Crypto crackdown in Spain. Credit: Alesia Kozik, Pexels
Spain has unveiled a draft law to track crypto assets held by citizens abroad, with the goal of cracking down on tax evasion and increasing transparency.
The proposal, sent to Congress on Tuesday, June 3, aligns with the European DAC8 directive and could bring in an estimated €2.4 billion, according to the European Commission.
Crypto platforms must report users’ balances and transactions
The new legislation will force crypto-asset service providers to share information with Spain’s Treasury, including:
- Cryptocurrency balances and transactions
- Tokens used for purchases
- Electronic money and payment platforms
As reported by El Economista, the Ministry of Finance stated: “This will entail greater control over assets of this type located abroad and over balances.”
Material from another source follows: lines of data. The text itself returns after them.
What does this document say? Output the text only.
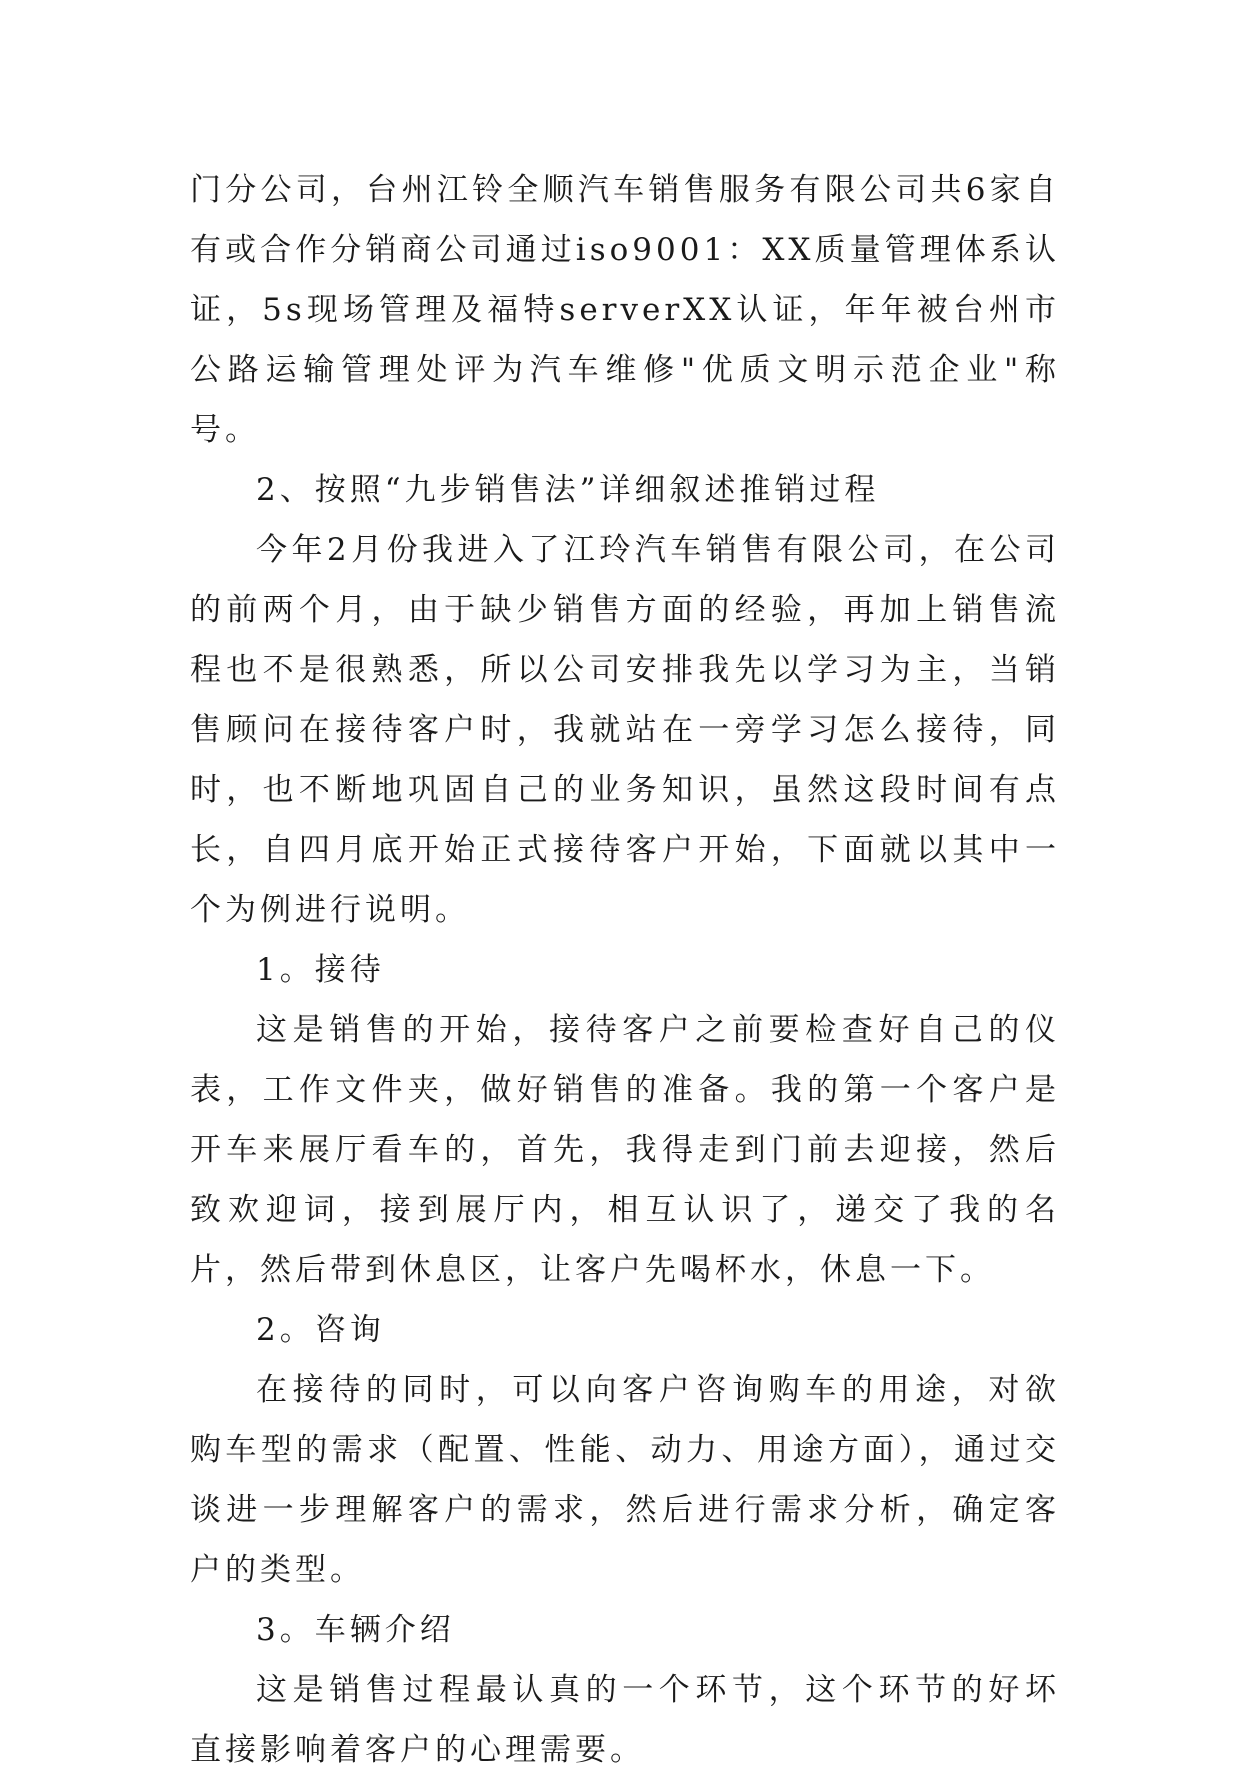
门分公司，台州江铃全顺汽车销售服务有限公司共6家自有或合作分销商公司通过iso9001：XX质量管理体系认证，5s现场管理及福特serverXX认证，年年被台州市公路运输管理处评为汽车维修"优质文明示范企业"称号。

2、按照“九步销售法”详细叙述推销过程

今年2月份我进入了江玲汽车销售有限公司，在公司的前两个月，由于缺少销售方面的经验，再加上销售流程也不是很熟悉，所以公司安排我先以学习为主，当销售顾问在接待客户时，我就站在一旁学习怎么接待，同时，也不断地巩固自己的业务知识，虽然这段时间有点长，自四月底开始正式接待客户开始，下面就以其中一个为例进行说明。

1。接待

这是销售的开始，接待客户之前要检查好自己的仪表，工作文件夹，做好销售的准备。我的第一个客户是开车来展厅看车的，首先，我得走到门前去迎接，然后致欢迎词，接到展厅内，相互认识了，递交了我的名片，然后带到休息区，让客户先喝杯水，休息一下。

2。咨询

在接待的同时，可以向客户咨询购车的用途，对欲购车型的需求（配置、性能、动力、用途方面），通过交谈进一步理解客户的需求，然后进行需求分析，确定客户的类型。

3。车辆介绍

这是销售过程最认真的一个环节，这个环节的好坏直接影响着客户的心理需要。
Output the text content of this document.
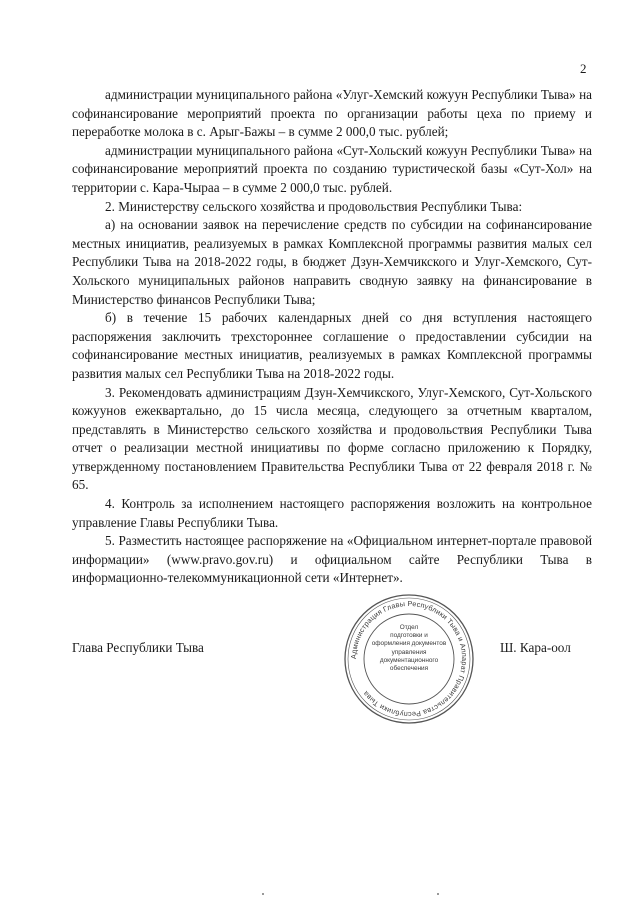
2

администрации муниципального района «Улуг-Хемский кожуун Республики Тыва» на софинансирование мероприятий проекта по организации работы цеха по приему и переработке молока в с. Арыг-Бажы – в сумме 2 000,0 тыс. рублей;

администрации муниципального района «Сут-Хольский кожуун Республики Тыва» на софинансирование мероприятий проекта по созданию туристической базы «Сут-Хол» на территории с. Кара-Чыраа – в сумме 2 000,0 тыс. рублей.

2. Министерству сельского хозяйства и продовольствия Республики Тыва:

а) на основании заявок на перечисление средств по субсидии на софинансирование местных инициатив, реализуемых в рамках Комплексной программы развития малых сел Республики Тыва на 2018-2022 годы, в бюджет Дзун-Хемчикского и Улуг-Хемского, Сут-Хольского муниципальных районов направить сводную заявку на финансирование в Министерство финансов Республики Тыва;

б) в течение 15 рабочих календарных дней со дня вступления настоящего распоряжения заключить трехстороннее соглашение о предоставлении субсидии на софинансирование местных инициатив, реализуемых в рамках Комплексной программы развития малых сел Республики Тыва на 2018-2022 годы.

3. Рекомендовать администрациям Дзун-Хемчикского, Улуг-Хемского, Сут-Хольского кожуунов ежеквартально, до 15 числа месяца, следующего за отчетным кварталом, представлять в Министерство сельского хозяйства и продовольствия Республики Тыва отчет о реализации местной инициативы по форме согласно приложению к Порядку, утвержденному постановлением Правительства Республики Тыва от 22 февраля 2018 г. № 65.

4. Контроль за исполнением настоящего распоряжения возложить на контрольное управление Главы Республики Тыва.

5. Разместить настоящее распоряжение на «Официальном интернет-портале правовой информации» (www.pravo.gov.ru) и официальном сайте Республики Тыва в информационно-телекоммуникационной сети «Интернет».

Глава Республики Тыва
Администрация Главы Республики Тыва и Аппарат Правительства Республики Тыва
Отдел
подготовки и
оформления документов
управления
документационного
обеспечения
Ш. Кара-оол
Spanish tax agency can seize digital assets for the first time
A major shift in the proposal is that Spain’s Tax Agency will be allowed – for the first time ever – to seize crypto assets to collect unpaid debts. Until now, the agency could only act on funds in traditional bank accounts.
The law also mandates electronic money and payment institutions to report customer accounts, similar to conventional banks.
When does it start?
Spain must transpose the EU directive into national law by December 21, 2025, with the measures taking effect on January 1, 2026.